Im Jahr 2002 durfte Katrin Leumann am internationalen Radsportförderprojekt «Centre Mondial du Cyclisme» in Aigle teilnehmen und trainierte dort unter Profibedingungen. Sie schaffte erste Podestplätze an nationalen Eliterennen, startete im Weltcup und qualifizierte sich für die Europameisterschaft, wo sie den 33. Platz unter 55 Teilnehmerinnen belegte. «So nebenbei» bestritt sie auch einige Strassenrennen: das viertägige Etappenrennen «Tour de la Drôme» in Frankreich beendete sie als hervorragende Gesamtzehnte, in einem gut besetzten Eintagesrennen in Fribourg wurde sie Zweite. So unterschrieb sie für 2003 nicht nur einen Vertrag mit dem Mountainbiketeam Fischer-BMC, sondern wurde auch Mitglied des Baselbieter Strassenrennteams «next 125» und bestritt seither mehrere Weltcuprennen auch auf der Strasse. Sie tat dies so gut, dass es Stimmen gab, die sagten, Katrin Leumann solle sich ganz auf den Strassenrennsport konzentrieren. Doch das will sie nicht. Mountainbike macht ihr mehr Spass.

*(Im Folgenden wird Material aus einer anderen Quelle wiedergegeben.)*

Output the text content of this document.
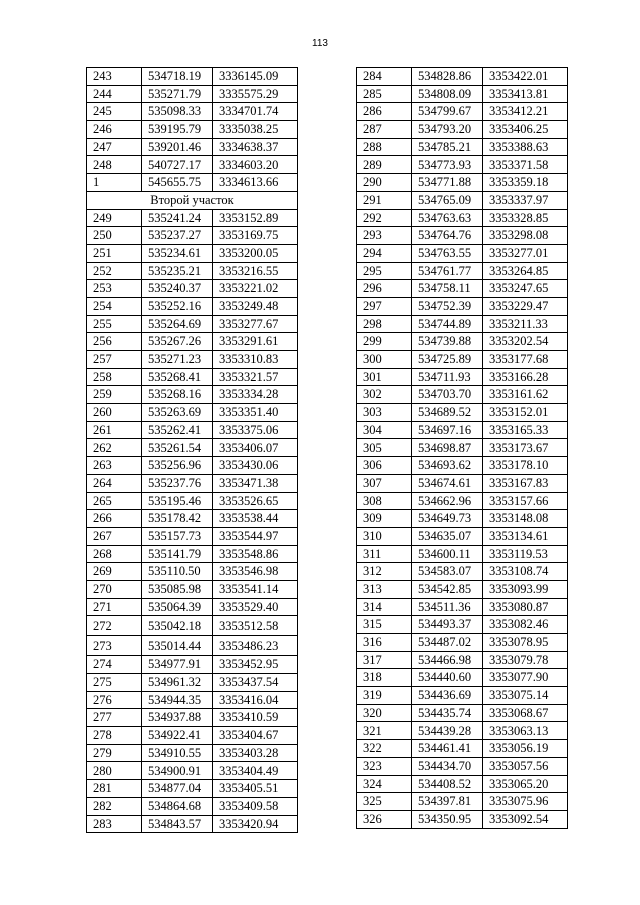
113
243	534718.19	3336145.09
244	535271.79	3335575.29
245	535098.33	3334701.74
246	539195.79	3335038.25
247	539201.46	3334638.37
248	540727.17	3334603.20
1	545655.75	3334613.66
Второй участок		
249	535241.24	3353152.89
250	535237.27	3353169.75
251	535234.61	3353200.05
252	535235.21	3353216.55
253	535240.37	3353221.02
254	535252.16	3353249.48
255	535264.69	3353277.67
256	535267.26	3353291.61
257	535271.23	3353310.83
258	535268.41	3353321.57
259	535268.16	3353334.28
260	535263.69	3353351.40
261	535262.41	3353375.06
262	535261.54	3353406.07
263	535256.96	3353430.06
264	535237.76	3353471.38
265	535195.46	3353526.65
266	535178.42	3353538.44
267	535157.73	3353544.97
268	535141.79	3353548.86
269	535110.50	3353546.98
270	535085.98	3353541.14
271	535064.39	3353529.40
272	535042.18	3353512.58
273	535014.44	3353486.23
274	534977.91	3353452.95
275	534961.32	3353437.54
276	534944.35	3353416.04
277	534937.88	3353410.59
278	534922.41	3353404.67
279	534910.55	3353403.28
280	534900.91	3353404.49
281	534877.04	3353405.51
282	534864.68	3353409.58
283	534843.57	3353420.94
284	534828.86	3353422.01
285	534808.09	3353413.81
286	534799.67	3353412.21
287	534793.20	3353406.25
288	534785.21	3353388.63
289	534773.93	3353371.58
290	534771.88	3353359.18
291	534765.09	3353337.97
292	534763.63	3353328.85
293	534764.76	3353298.08
294	534763.55	3353277.01
295	534761.77	3353264.85
296	534758.11	3353247.65
297	534752.39	3353229.47
298	534744.89	3353211.33
299	534739.88	3353202.54
300	534725.89	3353177.68
301	534711.93	3353166.28
302	534703.70	3353161.62
303	534689.52	3353152.01
304	534697.16	3353165.33
305	534698.87	3353173.67
306	534693.62	3353178.10
307	534674.61	3353167.83
308	534662.96	3353157.66
309	534649.73	3353148.08
310	534635.07	3353134.61
311	534600.11	3353119.53
312	534583.07	3353108.74
313	534542.85	3353093.99
314	534511.36	3353080.87
315	534493.37	3353082.46
316	534487.02	3353078.95
317	534466.98	3353079.78
318	534440.60	3353077.90
319	534436.69	3353075.14
320	534435.74	3353068.67
321	534439.28	3353063.13
322	534461.41	3353056.19
323	534434.70	3353057.56
324	534408.52	3353065.20
325	534397.81	3353075.96
326	534350.95	3353092.54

Im Jahr 2003 schaffte Katrin Leumann den Durchbruch auf nationalem und internationalem Parkett - und das parallel zu ihrer Ausbildung zur Kindergärtnerin und Unterstufenlehrerin, die sie nach einem Unterbruch wieder aufgenommen hatte. Katrin Leumann wurde 2003 Gesamtsiegerin im Swisspower-Cup, der bedeutendsten Rennserie der Schweiz mit internationaler Beteiligung, und belegte Spitzenplätze an Weltcuprennen. Höhepunkt war der 10. Platz am Weltcuprennen von St. Wendel in Deutschland. Im WeltcupGesamtklassement 2003 wurde sie Einundzwanzigste, an der Europameisterschaft in Graz fuhr sie auf den 23. und an der Weltmeisterschaft in Lugano auf den 34. Platz.

Das Jahr 2004 hat Katrin Leumann ganz stark begonnen. Sie war die einzige Schweizer Spitzenfahrerin, die in den ersten vier Weltcuprennen der Saison punktete: als Siebzehnte in Madrid (Spanien) und Houffalize (Belgien), Achte in Fort William (Schottland) und Zehnte in Schladming (Osterreich). Ausserdem wurde sie sensationelle Sechste am Olympia-Testrennen vom 15. Mai 2004 in Athen. Ihre grosse Freude und Unbekümmertheit hat sich das Naturtalent bis heute bewahrt. Die Strassen-Schweizer-Meisterschaft 2004 fuhr sie, um ihrer Sportgruppe «next 125» «einen Gefallen zu tun» - und wurde dabei gute Zehnte. Im Juli 2004 wurde sie überraschend Schweizer Meisterin und bestritt als kurzfristig aufgebotene Ersatzfahrerin das Olympiarennen in Athen, das sie als Neunzehnte beendete.

Die übergabefeier des Sportpreises 2003 fand am Montag, 10. Mai 2004, im Lüschersaal der Alten Kanzlei statt.